Jusqu’au jour où une jeune murène s’approcha. Curieuse, timide, elle demanda aussi des soins.

La crevette hésita… puis se dit en secret :
— Cette fois, je veux être plus courageuse.

Pendant plusieurs semaines, elle la soigna avec douceur. Une amitié nouvelle naquit.

Et quand la murène finit par entrouvrir sa gueule sombre pour demander :
— Petite amie, pourrais-tu nettoyer mes dents ?

La crevette sentit son cœur battre très fort.
Ses antennes tremblaient. Mais elle se souvenait de sa promesse…

Alors, lentement, elle avança.
Un peu… puis encore un peu… jusqu’au fond du palais sombre.

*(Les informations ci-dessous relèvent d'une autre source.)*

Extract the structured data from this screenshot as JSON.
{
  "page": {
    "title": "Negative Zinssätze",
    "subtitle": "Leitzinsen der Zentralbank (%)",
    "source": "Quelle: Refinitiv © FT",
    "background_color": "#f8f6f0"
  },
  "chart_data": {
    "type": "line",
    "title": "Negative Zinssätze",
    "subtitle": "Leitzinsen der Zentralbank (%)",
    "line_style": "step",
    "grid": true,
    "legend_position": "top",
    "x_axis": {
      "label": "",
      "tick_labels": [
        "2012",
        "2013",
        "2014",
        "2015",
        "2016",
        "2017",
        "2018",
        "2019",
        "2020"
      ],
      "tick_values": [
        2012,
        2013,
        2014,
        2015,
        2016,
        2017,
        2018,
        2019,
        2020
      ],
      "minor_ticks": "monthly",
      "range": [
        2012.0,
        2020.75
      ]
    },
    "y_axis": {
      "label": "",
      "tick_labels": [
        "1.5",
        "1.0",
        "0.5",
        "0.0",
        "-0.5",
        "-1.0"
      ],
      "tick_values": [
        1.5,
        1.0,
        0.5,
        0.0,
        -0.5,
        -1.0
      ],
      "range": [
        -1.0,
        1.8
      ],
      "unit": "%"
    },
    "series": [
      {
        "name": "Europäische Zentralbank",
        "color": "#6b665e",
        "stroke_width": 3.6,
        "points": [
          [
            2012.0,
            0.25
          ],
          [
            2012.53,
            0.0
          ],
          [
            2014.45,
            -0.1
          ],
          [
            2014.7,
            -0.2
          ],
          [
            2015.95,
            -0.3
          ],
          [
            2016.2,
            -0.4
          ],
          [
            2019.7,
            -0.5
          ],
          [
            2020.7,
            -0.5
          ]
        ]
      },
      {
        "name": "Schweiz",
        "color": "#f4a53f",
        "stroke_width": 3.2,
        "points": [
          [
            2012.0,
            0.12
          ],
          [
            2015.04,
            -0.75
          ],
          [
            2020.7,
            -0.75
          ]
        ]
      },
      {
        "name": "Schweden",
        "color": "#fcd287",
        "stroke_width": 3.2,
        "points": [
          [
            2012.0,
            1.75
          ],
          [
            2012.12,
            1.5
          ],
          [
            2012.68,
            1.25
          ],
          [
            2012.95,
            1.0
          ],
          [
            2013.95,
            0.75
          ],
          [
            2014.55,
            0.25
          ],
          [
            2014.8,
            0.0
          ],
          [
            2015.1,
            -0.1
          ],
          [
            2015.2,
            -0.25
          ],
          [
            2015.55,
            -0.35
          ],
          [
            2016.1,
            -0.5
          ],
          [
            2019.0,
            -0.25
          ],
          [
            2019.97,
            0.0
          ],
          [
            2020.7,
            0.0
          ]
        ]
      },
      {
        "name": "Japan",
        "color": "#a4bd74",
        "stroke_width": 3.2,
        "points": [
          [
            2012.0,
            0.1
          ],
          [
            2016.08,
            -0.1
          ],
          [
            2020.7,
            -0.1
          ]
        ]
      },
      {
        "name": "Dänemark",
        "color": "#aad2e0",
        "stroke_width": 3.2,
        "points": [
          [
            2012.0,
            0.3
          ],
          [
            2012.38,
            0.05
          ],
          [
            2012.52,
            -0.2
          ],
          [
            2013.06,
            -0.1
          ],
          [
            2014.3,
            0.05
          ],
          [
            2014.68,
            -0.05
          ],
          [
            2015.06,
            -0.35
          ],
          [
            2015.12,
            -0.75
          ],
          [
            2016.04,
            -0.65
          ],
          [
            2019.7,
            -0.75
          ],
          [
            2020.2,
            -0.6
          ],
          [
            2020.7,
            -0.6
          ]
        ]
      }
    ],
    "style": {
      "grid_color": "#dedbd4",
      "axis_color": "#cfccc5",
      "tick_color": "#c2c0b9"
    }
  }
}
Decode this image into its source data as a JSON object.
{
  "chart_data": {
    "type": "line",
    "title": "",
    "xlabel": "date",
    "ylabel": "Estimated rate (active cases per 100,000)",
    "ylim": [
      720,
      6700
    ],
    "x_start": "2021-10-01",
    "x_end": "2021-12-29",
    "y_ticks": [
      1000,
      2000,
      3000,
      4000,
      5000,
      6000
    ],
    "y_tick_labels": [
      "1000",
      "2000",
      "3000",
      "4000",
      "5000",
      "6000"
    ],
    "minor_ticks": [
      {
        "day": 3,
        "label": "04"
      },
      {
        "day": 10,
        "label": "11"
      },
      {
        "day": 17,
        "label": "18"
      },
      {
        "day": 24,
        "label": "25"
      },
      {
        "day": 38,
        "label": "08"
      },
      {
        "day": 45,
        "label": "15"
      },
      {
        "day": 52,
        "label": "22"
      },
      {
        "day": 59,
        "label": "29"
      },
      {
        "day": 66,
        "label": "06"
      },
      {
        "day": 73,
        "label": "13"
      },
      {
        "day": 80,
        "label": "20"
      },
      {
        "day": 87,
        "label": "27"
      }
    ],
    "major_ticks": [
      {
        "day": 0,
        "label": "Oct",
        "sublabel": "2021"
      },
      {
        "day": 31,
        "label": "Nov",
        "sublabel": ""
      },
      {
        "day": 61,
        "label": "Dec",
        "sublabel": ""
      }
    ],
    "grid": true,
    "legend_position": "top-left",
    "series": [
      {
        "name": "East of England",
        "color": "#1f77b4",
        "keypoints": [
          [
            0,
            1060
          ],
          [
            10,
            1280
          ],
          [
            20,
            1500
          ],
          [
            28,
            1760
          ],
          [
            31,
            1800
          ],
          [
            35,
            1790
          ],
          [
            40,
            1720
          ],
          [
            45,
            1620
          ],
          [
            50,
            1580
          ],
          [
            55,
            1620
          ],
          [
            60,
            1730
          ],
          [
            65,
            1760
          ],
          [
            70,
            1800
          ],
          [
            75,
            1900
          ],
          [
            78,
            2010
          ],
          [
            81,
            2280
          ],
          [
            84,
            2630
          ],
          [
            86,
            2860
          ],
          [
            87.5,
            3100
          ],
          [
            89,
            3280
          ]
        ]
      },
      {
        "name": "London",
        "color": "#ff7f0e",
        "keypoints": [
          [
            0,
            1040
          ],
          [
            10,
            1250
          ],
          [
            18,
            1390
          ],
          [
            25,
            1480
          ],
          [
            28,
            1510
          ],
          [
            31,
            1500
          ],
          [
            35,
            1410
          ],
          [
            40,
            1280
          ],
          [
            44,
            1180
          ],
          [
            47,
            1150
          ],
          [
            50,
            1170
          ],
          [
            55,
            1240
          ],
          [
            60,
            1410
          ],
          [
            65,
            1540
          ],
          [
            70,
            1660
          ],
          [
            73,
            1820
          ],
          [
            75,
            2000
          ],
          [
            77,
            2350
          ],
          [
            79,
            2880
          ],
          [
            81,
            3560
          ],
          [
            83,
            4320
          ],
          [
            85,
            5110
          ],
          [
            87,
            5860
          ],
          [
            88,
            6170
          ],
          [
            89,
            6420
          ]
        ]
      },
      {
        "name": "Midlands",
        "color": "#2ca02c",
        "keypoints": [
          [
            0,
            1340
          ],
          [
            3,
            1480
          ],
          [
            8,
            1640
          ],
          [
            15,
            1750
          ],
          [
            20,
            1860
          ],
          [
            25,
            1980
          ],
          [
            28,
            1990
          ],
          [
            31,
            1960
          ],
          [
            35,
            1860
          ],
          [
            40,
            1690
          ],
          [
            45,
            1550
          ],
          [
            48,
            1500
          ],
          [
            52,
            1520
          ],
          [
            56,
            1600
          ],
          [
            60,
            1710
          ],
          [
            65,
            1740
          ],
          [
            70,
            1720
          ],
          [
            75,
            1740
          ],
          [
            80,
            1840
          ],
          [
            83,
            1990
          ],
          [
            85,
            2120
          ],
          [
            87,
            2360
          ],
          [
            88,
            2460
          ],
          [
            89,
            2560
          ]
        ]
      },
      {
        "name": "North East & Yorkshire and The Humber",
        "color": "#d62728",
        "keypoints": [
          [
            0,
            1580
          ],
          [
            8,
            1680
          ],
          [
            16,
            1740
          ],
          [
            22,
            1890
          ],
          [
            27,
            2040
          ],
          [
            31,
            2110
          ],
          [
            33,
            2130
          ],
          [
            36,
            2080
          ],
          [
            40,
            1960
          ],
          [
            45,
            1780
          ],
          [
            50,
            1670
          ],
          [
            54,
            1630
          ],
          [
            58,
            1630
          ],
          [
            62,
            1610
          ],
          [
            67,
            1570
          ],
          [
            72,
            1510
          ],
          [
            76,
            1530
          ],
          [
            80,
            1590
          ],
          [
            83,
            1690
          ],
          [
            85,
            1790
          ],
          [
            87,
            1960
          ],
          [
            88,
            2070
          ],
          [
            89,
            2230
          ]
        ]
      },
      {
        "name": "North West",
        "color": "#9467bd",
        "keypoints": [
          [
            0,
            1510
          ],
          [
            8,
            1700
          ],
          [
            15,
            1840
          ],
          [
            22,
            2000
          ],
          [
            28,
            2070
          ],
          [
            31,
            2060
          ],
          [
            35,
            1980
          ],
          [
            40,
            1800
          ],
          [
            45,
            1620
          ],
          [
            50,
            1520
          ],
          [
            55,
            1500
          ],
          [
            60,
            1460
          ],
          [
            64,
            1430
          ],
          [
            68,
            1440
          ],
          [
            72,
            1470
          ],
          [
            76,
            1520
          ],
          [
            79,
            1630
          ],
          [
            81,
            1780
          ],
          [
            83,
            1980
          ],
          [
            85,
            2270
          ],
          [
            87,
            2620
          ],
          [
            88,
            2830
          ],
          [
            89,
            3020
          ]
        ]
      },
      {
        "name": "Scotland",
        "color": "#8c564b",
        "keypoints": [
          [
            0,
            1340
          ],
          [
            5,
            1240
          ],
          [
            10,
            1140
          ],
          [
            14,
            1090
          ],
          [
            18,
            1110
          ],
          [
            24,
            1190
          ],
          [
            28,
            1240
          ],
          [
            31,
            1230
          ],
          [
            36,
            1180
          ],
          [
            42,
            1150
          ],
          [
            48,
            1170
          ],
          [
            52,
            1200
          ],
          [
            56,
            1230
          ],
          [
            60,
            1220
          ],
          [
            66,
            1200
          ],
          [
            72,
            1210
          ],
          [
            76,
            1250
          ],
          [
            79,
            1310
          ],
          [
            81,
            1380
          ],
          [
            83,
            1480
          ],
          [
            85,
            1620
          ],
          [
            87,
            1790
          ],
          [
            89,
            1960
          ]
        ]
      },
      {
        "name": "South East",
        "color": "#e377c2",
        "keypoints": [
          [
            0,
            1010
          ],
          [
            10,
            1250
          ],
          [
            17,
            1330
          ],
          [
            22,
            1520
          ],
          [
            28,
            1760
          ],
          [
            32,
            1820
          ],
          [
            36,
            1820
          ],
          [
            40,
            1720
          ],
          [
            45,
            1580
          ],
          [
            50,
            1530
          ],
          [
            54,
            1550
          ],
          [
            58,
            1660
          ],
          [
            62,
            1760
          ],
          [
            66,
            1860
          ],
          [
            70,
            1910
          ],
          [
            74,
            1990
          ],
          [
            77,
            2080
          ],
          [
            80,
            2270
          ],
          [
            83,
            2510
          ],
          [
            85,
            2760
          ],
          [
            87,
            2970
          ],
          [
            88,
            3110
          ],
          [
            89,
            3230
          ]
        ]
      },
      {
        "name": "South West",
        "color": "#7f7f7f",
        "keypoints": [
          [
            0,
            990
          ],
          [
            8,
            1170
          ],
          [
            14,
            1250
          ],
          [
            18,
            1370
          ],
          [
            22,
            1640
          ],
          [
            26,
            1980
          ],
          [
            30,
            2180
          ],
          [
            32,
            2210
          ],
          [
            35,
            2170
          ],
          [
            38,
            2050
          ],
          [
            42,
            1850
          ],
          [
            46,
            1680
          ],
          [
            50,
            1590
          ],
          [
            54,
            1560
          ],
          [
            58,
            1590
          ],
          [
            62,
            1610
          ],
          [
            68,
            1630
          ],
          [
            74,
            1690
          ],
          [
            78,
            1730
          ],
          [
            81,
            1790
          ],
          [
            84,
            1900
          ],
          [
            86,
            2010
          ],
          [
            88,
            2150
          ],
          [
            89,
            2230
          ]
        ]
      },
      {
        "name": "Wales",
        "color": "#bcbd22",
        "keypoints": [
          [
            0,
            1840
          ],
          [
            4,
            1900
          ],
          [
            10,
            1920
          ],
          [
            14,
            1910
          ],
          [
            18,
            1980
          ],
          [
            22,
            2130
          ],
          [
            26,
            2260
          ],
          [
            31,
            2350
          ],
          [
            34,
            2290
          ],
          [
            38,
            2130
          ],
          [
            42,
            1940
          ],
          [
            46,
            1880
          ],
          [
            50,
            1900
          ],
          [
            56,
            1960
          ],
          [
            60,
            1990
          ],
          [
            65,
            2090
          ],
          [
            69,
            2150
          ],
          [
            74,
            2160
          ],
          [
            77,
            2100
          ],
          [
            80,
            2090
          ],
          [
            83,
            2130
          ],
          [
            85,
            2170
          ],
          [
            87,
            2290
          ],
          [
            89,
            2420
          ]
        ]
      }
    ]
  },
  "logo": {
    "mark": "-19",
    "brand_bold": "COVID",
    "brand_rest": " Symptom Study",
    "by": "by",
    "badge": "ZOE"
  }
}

La murène ne bougea pas. Elle souriait, confiante.

Et la crevette, cette fois, osa.



La fin d’une vie

Les années passèrent. La petite crevette, devenue grande, sentit ses forces décliner. Elle n’était plus la reine du récif, mais ses amis fidèles restaient près d’elle.

Un jour, fatiguée, elle s’endormit… et rêva.

Dame Nature était penchée sur elle, tendre comme toujours.

— Alors, belle âme, as-tu été qui tu voulais être ?

La crevette, étonnée, comprit qu’elle venait de quitter sa vieille carapace pour la dernière fois.

— Oui, Dame Nature. J’ai eu une très belle vie. J’ai eu beaucoup d’amis, et tant de joie à prendre soin d’eux. J’ai appris à être courageuse, et aussi que ma carapace ne me protégeait pas de tout… Parfois, il faut oser franchir ses peurs pour découvrir de vraies amitiés.

Dame Nature sourit doucement.
— Tu as beaucoup grandi, petite âme. Repose-toi… et bientôt, tu choisiras une nouvelle vie.

Alors la crevette s’endormit, légère comme une bulle, bercée par les courants du grand océan.